Egypt’s annual inflation rate climbed to its highest level since May 2025 amid fallout from the conflict between the United States, Israel, and Iran, driven largely by rising global energy prices and a depreciating local currency. According to data released Thursday by the Central Agency for Public Mobilization and Statistics (CAPMAS), consumer prices in urban areas increased 15.2% year-on-year in March, up from 13.4% in February.

Monthly inflation also accelerated, reaching 3.2% in March compared to 2.8% the previous month, marking the fastest monthly rise since February 2024. The surge comes during the first full month of hostilities in the Middle East, with Egypt feeling significant economic repercussions despite its geographic distance from the conflict zone in the Arabian Gulf.

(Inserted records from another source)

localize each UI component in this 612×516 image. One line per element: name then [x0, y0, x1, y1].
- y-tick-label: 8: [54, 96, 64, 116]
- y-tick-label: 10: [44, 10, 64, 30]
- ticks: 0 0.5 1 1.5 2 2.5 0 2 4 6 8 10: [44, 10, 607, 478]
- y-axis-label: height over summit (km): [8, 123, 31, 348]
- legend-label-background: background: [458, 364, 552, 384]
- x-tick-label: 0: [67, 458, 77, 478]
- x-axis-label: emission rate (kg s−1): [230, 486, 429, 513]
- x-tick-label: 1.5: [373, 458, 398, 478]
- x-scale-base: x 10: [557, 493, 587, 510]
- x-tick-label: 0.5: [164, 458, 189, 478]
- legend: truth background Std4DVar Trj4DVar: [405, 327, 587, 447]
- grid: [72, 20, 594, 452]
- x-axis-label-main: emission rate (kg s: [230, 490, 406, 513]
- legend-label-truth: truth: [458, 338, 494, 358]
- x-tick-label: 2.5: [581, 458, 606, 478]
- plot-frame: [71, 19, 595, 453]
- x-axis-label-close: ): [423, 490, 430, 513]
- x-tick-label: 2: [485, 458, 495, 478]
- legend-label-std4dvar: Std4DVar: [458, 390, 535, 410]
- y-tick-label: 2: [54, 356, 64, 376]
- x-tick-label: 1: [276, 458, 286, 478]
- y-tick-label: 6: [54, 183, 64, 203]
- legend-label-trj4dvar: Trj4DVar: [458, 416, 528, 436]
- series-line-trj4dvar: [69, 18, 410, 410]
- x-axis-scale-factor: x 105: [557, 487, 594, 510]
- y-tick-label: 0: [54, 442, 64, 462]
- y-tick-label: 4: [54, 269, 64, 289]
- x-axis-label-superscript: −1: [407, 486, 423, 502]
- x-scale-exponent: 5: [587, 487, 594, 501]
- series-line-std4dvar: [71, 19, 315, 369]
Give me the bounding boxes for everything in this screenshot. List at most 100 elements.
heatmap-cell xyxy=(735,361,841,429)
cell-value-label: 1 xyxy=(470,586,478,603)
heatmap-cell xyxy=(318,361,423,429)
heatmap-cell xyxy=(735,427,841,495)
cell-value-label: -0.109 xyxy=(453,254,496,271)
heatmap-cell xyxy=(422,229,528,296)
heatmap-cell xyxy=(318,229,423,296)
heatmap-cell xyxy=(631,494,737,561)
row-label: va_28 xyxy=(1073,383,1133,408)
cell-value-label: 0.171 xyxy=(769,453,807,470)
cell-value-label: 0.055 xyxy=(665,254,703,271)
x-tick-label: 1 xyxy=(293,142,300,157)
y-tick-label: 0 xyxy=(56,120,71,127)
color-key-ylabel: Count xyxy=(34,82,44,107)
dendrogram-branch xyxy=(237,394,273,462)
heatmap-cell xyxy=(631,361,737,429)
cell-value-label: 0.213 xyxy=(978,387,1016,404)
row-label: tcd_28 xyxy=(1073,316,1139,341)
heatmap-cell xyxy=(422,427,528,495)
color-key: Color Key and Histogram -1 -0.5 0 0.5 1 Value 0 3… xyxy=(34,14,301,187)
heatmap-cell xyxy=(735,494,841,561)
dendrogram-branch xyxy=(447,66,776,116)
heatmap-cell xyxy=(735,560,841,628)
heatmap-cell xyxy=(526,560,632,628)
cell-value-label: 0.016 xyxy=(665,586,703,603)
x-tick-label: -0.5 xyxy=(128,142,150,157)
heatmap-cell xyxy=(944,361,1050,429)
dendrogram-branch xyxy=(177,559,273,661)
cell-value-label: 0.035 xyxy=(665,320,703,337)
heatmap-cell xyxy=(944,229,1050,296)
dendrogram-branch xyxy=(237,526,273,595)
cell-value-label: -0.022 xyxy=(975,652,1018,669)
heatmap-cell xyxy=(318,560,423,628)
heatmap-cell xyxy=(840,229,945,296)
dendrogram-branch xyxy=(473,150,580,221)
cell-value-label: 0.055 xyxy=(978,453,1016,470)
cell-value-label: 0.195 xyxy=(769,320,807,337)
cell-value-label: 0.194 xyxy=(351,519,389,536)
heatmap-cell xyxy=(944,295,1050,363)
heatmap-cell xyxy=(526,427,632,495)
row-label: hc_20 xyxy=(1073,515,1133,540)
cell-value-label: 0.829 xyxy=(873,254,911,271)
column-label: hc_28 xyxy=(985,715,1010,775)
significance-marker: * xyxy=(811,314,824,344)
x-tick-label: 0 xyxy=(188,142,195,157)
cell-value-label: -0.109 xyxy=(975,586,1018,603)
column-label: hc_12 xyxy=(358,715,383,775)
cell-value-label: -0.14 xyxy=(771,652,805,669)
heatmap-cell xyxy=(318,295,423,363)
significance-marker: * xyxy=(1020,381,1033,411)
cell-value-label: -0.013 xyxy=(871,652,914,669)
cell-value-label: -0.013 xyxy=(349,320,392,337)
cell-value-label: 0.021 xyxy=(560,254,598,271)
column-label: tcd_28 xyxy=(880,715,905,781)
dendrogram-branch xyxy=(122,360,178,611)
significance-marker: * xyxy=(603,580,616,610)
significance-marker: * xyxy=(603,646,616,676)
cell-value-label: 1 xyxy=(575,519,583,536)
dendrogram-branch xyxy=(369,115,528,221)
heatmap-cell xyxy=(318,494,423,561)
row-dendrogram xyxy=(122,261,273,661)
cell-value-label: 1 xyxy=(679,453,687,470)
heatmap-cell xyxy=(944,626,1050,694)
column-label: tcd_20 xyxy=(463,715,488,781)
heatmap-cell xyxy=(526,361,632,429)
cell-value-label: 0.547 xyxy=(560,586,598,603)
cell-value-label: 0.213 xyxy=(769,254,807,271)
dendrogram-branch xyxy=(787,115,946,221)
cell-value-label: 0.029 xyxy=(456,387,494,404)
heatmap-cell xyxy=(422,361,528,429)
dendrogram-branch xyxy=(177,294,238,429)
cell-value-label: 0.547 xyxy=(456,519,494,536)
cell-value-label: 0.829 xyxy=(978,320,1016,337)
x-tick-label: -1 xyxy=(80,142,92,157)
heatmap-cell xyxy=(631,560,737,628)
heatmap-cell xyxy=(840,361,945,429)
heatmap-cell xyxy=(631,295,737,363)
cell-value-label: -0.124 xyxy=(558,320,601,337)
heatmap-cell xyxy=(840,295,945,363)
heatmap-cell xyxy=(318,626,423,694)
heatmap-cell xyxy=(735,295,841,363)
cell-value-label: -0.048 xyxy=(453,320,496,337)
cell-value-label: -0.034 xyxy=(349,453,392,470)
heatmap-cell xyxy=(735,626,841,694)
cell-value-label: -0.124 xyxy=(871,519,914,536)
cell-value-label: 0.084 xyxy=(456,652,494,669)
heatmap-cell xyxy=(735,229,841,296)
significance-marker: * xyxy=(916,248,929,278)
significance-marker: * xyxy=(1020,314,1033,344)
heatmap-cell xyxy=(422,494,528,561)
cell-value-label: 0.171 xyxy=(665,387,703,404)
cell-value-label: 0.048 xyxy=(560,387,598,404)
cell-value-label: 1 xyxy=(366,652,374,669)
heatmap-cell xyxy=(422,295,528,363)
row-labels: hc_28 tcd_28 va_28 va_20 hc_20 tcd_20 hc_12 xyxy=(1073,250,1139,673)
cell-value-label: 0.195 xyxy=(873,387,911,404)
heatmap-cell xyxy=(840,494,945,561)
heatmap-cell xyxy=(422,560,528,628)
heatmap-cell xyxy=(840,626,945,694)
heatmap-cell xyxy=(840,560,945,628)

The country’s heavy reliance on imports, coupled with a substantial withdrawal of foreign portfolio investments, has placed considerable pressure on the Egyptian pound, which hit record lows in recent weeks. The currency weakened from approximately 47.9 per U.S. dollar before the conflict erupted to around 53.3 recently, although it rebounded somewhat following announcements of a ceasefire, posting its largest single-day gain since 2017.

Egypt’s government has also faced rising costs for energy, prompting a series of price increases amid ongoing geopolitical uncertainty. In March, authorities raised fuel and public transport prices. More recently, electricity tariffs were increased by an average of 16% for higher-consuming households and 20% for commercial users, further contributing to inflationary pressures.

Food and beverage prices—the largest component in the inflation basket—rose 5.8% annually in March, underscoring the broader impact on consumer living costs. These developments slow the country’s efforts to reduce inflation, which peaked at a record high of 38% during an economic crisis in September 2023.

In response to the inflationary trend, policymakers face mounting pressure to tighten monetary policy. After a series of interest rate cuts last year aimed at encouraging private investment and reducing government debt servicing costs, the central bank took a cautious approach in its latest meeting on April 2, leaving rates unchanged at 19% for the first time since November. The regulator emphasized a “wait-and-see” stance to maintain inflation expectations and restore disinflation.

Looking ahead, the central bank’s next policy meeting is slated for May 21. Some analysts, including economists at Goldman Sachs, predict the possibility of significant rate hikes this year—potentially up to 200 basis points—if inflationary pressures stemming from the regional conflict persist.